ーーそもそもNISAとは? 分かりやすく教えてください。

NISA制度は、少額投資を行う方に向けて2014年1月からはじまりました。

この制度の最大の特長は、一定の投資金額までは投資で得た利益や配当金が非課税になることです。通常、株式や投資信託で得た利益には約20%の税金がかかりますが、NISAを利用すればその税金が免除されます。これにより、手取りのリターンが大きくなり、個人の資産形成がしやすくなりました。

ーーもともとあったNISA制度と新NISA制度とはどのように違うのでしょうか?

「新NISA制度」は、岸田政権が掲げた成長戦略である「資産運用立国」を実現するプランの一環として24年1月から始まりました。

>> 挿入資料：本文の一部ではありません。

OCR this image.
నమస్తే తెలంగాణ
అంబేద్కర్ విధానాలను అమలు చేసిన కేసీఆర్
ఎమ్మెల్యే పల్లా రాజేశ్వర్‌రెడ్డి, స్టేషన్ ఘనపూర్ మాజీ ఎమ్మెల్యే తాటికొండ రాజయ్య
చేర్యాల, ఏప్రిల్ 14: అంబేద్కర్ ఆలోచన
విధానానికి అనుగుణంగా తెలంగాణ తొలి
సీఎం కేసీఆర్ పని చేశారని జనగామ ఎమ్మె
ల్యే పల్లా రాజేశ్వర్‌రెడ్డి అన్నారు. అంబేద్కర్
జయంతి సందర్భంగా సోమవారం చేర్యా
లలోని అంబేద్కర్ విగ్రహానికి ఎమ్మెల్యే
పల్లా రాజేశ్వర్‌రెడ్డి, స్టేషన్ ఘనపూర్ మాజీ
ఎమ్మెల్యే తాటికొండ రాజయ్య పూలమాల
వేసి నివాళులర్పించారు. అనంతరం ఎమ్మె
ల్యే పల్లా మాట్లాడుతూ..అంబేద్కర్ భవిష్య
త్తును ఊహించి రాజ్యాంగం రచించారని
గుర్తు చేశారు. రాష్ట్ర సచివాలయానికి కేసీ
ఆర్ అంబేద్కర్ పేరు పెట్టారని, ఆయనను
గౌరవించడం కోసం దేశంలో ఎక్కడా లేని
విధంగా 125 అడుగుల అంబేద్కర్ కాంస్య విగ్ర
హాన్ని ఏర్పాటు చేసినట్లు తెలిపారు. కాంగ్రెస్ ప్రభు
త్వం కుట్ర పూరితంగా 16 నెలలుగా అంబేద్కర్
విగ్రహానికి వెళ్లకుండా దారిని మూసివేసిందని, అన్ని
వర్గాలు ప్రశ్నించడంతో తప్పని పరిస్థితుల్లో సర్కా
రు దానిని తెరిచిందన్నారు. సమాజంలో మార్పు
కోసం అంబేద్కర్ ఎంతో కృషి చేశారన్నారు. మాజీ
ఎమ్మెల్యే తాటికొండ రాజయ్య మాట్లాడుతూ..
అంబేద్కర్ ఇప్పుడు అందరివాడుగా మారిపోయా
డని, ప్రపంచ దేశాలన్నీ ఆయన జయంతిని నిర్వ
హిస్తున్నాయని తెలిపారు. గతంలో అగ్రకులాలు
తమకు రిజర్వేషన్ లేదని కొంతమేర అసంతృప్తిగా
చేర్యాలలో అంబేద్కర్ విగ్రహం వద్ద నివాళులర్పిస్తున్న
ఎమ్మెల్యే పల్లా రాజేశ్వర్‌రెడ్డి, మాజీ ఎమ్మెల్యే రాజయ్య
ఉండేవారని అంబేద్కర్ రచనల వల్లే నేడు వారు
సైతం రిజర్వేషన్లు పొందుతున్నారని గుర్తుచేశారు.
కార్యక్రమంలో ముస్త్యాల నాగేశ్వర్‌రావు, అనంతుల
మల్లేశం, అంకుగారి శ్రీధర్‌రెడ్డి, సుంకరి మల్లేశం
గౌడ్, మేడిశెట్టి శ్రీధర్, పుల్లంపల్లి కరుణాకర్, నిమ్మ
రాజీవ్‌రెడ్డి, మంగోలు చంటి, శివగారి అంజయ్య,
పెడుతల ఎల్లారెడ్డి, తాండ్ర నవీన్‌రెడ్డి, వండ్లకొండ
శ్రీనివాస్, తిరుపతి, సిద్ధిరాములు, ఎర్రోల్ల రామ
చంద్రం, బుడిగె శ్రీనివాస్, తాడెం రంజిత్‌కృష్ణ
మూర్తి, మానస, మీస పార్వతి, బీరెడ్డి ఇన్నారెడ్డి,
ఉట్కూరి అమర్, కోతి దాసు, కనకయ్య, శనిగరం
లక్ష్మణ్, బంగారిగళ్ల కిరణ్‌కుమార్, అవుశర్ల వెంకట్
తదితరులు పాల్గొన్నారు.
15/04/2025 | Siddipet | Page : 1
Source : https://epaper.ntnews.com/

これまでのNISA制度と比べると、制度が恒久化されたり、非課税投資枠が拡大されたりしたことによって、より便利な制度になりました。

1つ目は、恒久化です。これまで期限付きだったNISAが恒久的な制度になったほか、非課税保有期間も旧制度では最大で20年間に制限されていたところが、新制度では無期限に延長されました。こうした制度変更によって、長期投資に取り組みやすくなりました。

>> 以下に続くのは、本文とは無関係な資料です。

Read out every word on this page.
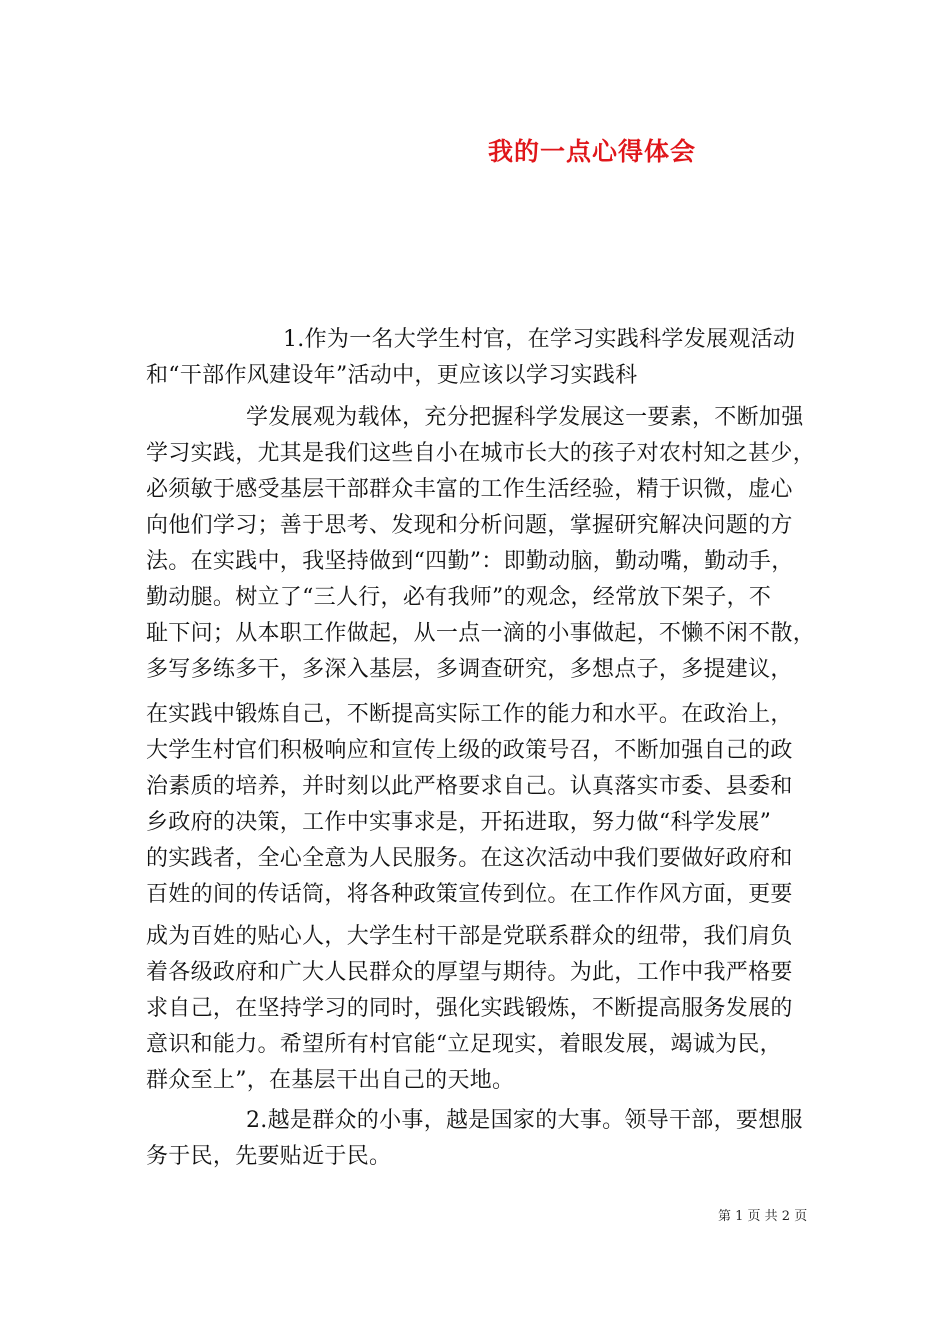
我的一点心得体会
1.作为一名大学生村官，在学习实践科学发展观活动
和“干部作风建设年”活动中，更应该以学习实践科
学发展观为载体，充分把握科学发展这一要素，不断加强
学习实践，尤其是我们这些自小在城市长大的孩子对农村知之甚少，
必须敏于感受基层干部群众丰富的工作生活经验，精于识微，虚心
向他们学习；善于思考、发现和分析问题，掌握研究解决问题的方
法。在实践中，我坚持做到“四勤”：即勤动脑，勤动嘴，勤动手，
勤动腿。树立了“三人行，必有我师”的观念，经常放下架子，不
耻下问；从本职工作做起，从一点一滴的小事做起，不懒不闲不散，
多写多练多干，多深入基层，多调查研究，多想点子，多提建议，
在实践中锻炼自己，不断提高实际工作的能力和水平。在政治上，
大学生村官们积极响应和宣传上级的政策号召，不断加强自己的政
治素质的培养，并时刻以此严格要求自己。认真落实市委、县委和
乡政府的决策，工作中实事求是，开拓进取，努力做“科学发展”
的实践者，全心全意为人民服务。在这次活动中我们要做好政府和
百姓的间的传话筒，将各种政策宣传到位。在工作作风方面，更要
成为百姓的贴心人，大学生村干部是党联系群众的纽带，我们肩负
着各级政府和广大人民群众的厚望与期待。为此，工作中我严格要
求自己，在坚持学习的同时，强化实践锻炼，不断提高服务发展的
意识和能力。希望所有村官能“立足现实，着眼发展，竭诚为民，
群众至上”，在基层干出自己的天地。
2.越是群众的小事，越是国家的大事。领导干部，要想服
务于民，先要贴近于民。
第 1 页 共 2 页
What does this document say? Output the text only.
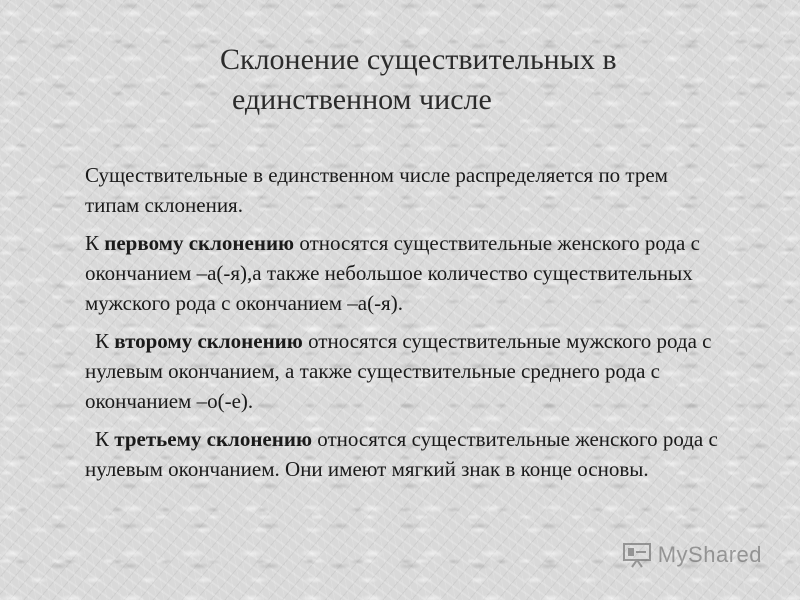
Склонение существительных в
единственном числе

Существительные в единственном числе распределяется по трем типам склонения.

К первому склонению относятся существительные женского рода с окончанием –а(-я),а также небольшое количество существительных мужского рода с окончанием –а(-я).

К второму склонению относятся существительные мужского рода с нулевым окончанием, а также существительные среднего рода с окончанием –о(-е).

К третьему склонению относятся существительные женского рода с нулевым окончанием. Они имеют мягкий знак в конце основы.

MyShared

2つ目は、非課税投資枠の拡大です。年間投資額の上限は、旧NISA制度では一般NISAが120万円、つみたてNISAが40万円となっていましたが、新NISA制度では、360万円(成長投資枠:240万円・つみたて投資枠120万円)に引き上げられました。

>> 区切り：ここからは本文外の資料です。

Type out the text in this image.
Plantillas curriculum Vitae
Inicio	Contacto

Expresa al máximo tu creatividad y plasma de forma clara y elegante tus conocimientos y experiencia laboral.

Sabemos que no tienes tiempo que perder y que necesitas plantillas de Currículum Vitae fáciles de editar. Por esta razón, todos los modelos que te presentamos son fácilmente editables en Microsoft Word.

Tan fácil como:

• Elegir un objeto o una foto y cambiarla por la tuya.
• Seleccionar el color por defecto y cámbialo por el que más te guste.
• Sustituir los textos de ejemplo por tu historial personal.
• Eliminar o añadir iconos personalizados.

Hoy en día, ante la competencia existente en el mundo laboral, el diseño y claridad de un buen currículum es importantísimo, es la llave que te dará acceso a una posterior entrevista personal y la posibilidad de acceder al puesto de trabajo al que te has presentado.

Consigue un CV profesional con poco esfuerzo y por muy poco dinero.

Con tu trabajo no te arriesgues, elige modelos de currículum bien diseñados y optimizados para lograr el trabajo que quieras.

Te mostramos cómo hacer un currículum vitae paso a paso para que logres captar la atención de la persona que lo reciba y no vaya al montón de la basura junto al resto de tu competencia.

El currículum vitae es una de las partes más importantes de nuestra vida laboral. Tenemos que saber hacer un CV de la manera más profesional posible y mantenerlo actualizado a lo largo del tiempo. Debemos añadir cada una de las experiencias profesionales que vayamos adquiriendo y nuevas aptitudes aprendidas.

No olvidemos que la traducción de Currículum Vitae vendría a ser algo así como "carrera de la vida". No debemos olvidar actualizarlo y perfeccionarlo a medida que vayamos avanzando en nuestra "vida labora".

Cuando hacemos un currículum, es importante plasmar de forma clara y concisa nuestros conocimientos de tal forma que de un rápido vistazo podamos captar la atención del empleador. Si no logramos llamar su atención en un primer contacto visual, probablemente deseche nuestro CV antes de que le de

生涯非課税限度額も、旧制度では一般NISAが600万円、つみたてNISAにおいては800万円が上限でしたが、新制度では最大1800万円(うち成長投資枠が1200万円)に拡大しています。

ーー新NISAで投資を始めるにあたって重要となる考え方を教えてください。

新NISAに限った話ではないですが、投資を行う上で重要になる考え方として「自分のリスク許容度を把握する」ことが挙げられます。投資を行えば、投資資金が一時的に減る局面に直面するでしょう。リスク許容度とは、「投資対象の価格が下落したときに、どのくらいの下落幅であれば落ち着いて投資を続けることができるのか?」という目安を指します。

資産運用で損をしてしまう方によく当てはまる事例として、投資対象の価格が下落して焦って売却、投資を辞めてしまうことがあります。一方で長期投資を行えば投資の勝率が高まることが知られています。ご自身のリスク許容度に合った投資を行うことで、下落局面でも焦らずに投資を続けることが可能になるのです。